Com a reforma, há duas possibilidades para as empresas do Simples Nacional:
- Se a empresa do Simples Nacional recolher o IBS e a CBS dentro do regime simplificado
- O adquirente poderá tomar crédito proporcional ao valor efetivamente pago pela empresa dentro do Simples.
- Esse crédito será menor do que o de um fornecedor do regime normal, pois o Simples tem uma carga tributária reduzida.
- Se a empresa do Simples optar por recolher o IBS e a CBS no regime normal:
- O adquirente poderá tomar crédito integral, como em qualquer outra operação dentro do sistema não cumulativo.
- Essa opção pode tornar fornecedores do Simples mais competitivos para clientes que necessitam dos créditos tributários.
Dessa forma, enquanto algumas empresas do Simples Nacional poderão continuar sendo uma opção atrativa, outras poderão perder competitividade dependendo da forma de tributação escolhida.
A Necessidade de Entender o Preço Líquido
Com a tributação pelo destino e a não cumulatividade plena do IBS e da CBS, a forma como as empresas calculam seus custos muda significativamente.
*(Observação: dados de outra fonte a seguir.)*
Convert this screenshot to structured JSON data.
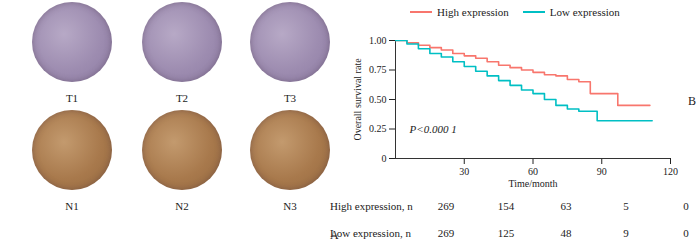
{
  "chart_data": {
    "type": "line",
    "panel_label": "B",
    "xlabel": "Time/month",
    "ylabel": "Overall survival rate",
    "xlim": [
      0,
      120
    ],
    "xticks": [
      30,
      60,
      90,
      120
    ],
    "ylim": [
      0,
      1
    ],
    "yticks": [
      0,
      0.25,
      {
        "value": 0.5,
        "label": "0.50"
      },
      0.75,
      {
        "value": 1,
        "label": "1.00"
      }
    ],
    "grid": false,
    "legend": "top",
    "line_style": "step",
    "annotations": [
      {
        "text": "P<0.000 1"
      }
    ],
    "series": [
      {
        "name": "High expression",
        "color": "#f8766d",
        "x": [
          0,
          5,
          10,
          15,
          20,
          25,
          30,
          35,
          40,
          45,
          50,
          55,
          60,
          65,
          70,
          75,
          80,
          85,
          90,
          97,
          111
        ],
        "values": [
          1.0,
          0.98,
          0.96,
          0.94,
          0.92,
          0.89,
          0.87,
          0.85,
          0.82,
          0.79,
          0.77,
          0.75,
          0.73,
          0.71,
          0.7,
          0.67,
          0.65,
          0.55,
          0.55,
          0.45,
          0.45
        ]
      },
      {
        "name": "Low expression",
        "color": "#00bfc4",
        "x": [
          0,
          5,
          10,
          15,
          20,
          25,
          30,
          35,
          40,
          45,
          50,
          55,
          60,
          65,
          70,
          75,
          80,
          88,
          95,
          112
        ],
        "values": [
          1.0,
          0.97,
          0.93,
          0.89,
          0.86,
          0.82,
          0.78,
          0.74,
          0.7,
          0.66,
          0.62,
          0.58,
          0.55,
          0.5,
          0.45,
          0.42,
          0.4,
          0.32,
          0.32,
          0.32
        ]
      }
    ],
    "risk_table": {
      "rows": [
        {
          "name": "High expression, n",
          "values": [
            269,
            154,
            63,
            5,
            0
          ]
        },
        {
          "name": "Low expression, n",
          "values": [
            269,
            125,
            48,
            9,
            0
          ]
        }
      ]
    }
  },
  "image_panel": {
    "panel_label": "A",
    "images": [
      {
        "label": "T1",
        "group": "T"
      },
      {
        "label": "T2",
        "group": "T"
      },
      {
        "label": "T3",
        "group": "T"
      },
      {
        "label": "N1",
        "group": "N"
      },
      {
        "label": "N2",
        "group": "N"
      },
      {
        "label": "N3",
        "group": "N"
      }
    ]
  }
}
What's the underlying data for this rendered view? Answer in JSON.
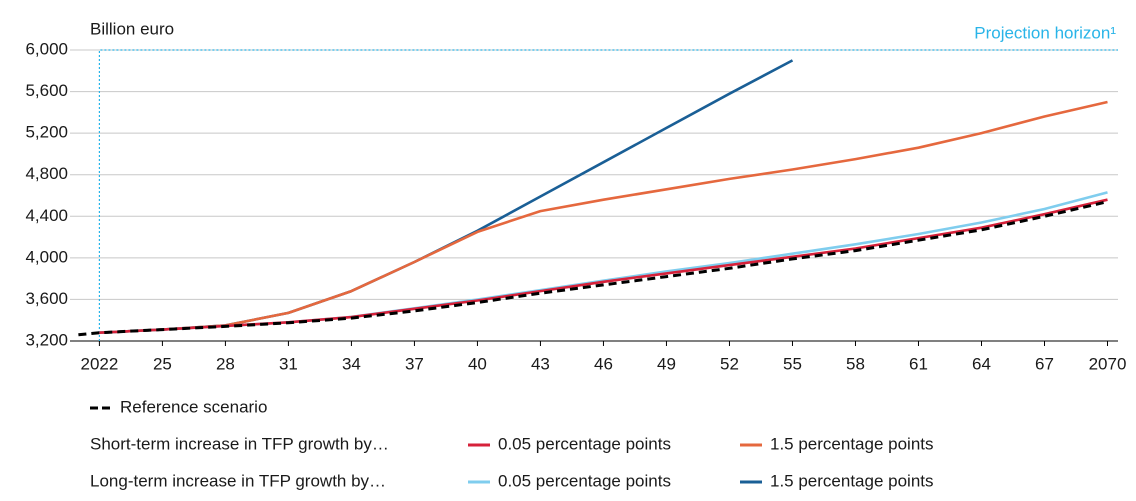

O conceito de preço líquido, ou seja, o valor do produto sem tributos embutidos, torna-se essencial para negociações comerciais e formação de preços.
No modelo atual, muitas empresas levam em consideração o preço cheio do fornecedor, sem uma visão clara dos créditos tributários envolvidos. No novo sistema, será fundamental considerar:
- O valor do tributo que pode ser compensado na etapa seguinte da cadeia produtiva.
- A diferença entre fornecedores que geram créditos integrais e aqueles que geram créditos reduzidos (caso das empresas do Simples Nacional que recolhem IBS e CBS pelo regime simplificado).
- O impacto das alíquotas do IBS e da CBS no Estado e Município de destino da operação.
A adequação dos sistemas de gestão e a capacitação das equipes de compras e vendas serão indispensáveis para evitar erros na precificação e no aproveitamento dos créditos tributários.
Impacto nas Indústrias, no Comércio e no Varejo
A adoção do critério do destino terá efeitos distintos em cada setor da economia.
Indústria:
- A decisão de compra será baseada em logística e qualidade, e não mais em incentivos fiscais estaduais.
- Empresas precisarão reavaliar seus fornecedores e possivelmente modificar cadeias de suprimentos.
- Compras de empresas do Simples Nacional precisarão ser analisadas caso a caso, considerando a forma de recolhimento do IBS e da CBS.
Comércio Atacadista:
- A eliminação da guerra fiscal pode levar à reorganização dos centros de distribuição.
- Como as alíquotas do IBS variam por Estado, operações interestaduais precisarão de planejamento mais detalhado.
- Empresas precisarão monitorar mudanças nas alíquotas locais para ajustar margens de lucro.
Varejo:
- Como os preços das mercadorias passarão a variar conforme o destino da operação, redes varejistas com presença nacional precisarão revisar suas estratégias de precificação.
- Pequenos varejistas que compram de empresas do Simples Nacional precisarão avaliar os impactos do crédito reduzido sobre sua margem.
- O consumidor final pode perceber diferenças de preços entre Estados e Municípios, exigindo ajustes na comunicação comercial.
Conclusão
A adoção do critério do destino representa uma mudança estrutural na economia brasileira. Com o IBS e a CBS arrecadados no local de consumo, a guerra fiscal perde força, e a escolha de fornecedores passa a ser determinada por fatores como eficiência logística e qualidade dos produtos.
A questão das compras de empresas do Simples Nacional torna-se um fator estratégico, já que o crédito gerado por esses fornecedores depende do seu regime de recolhimento do IBS e da CBS.
A transição para o novo modelo exigirá planejamento tributário, reestruturação da precificação e treinamento das equipes de compras e vendas. Empresas que se prepararem desde já estarão mais bem posicionadas para competir em um ambiente tributário mais competitivo e previsível.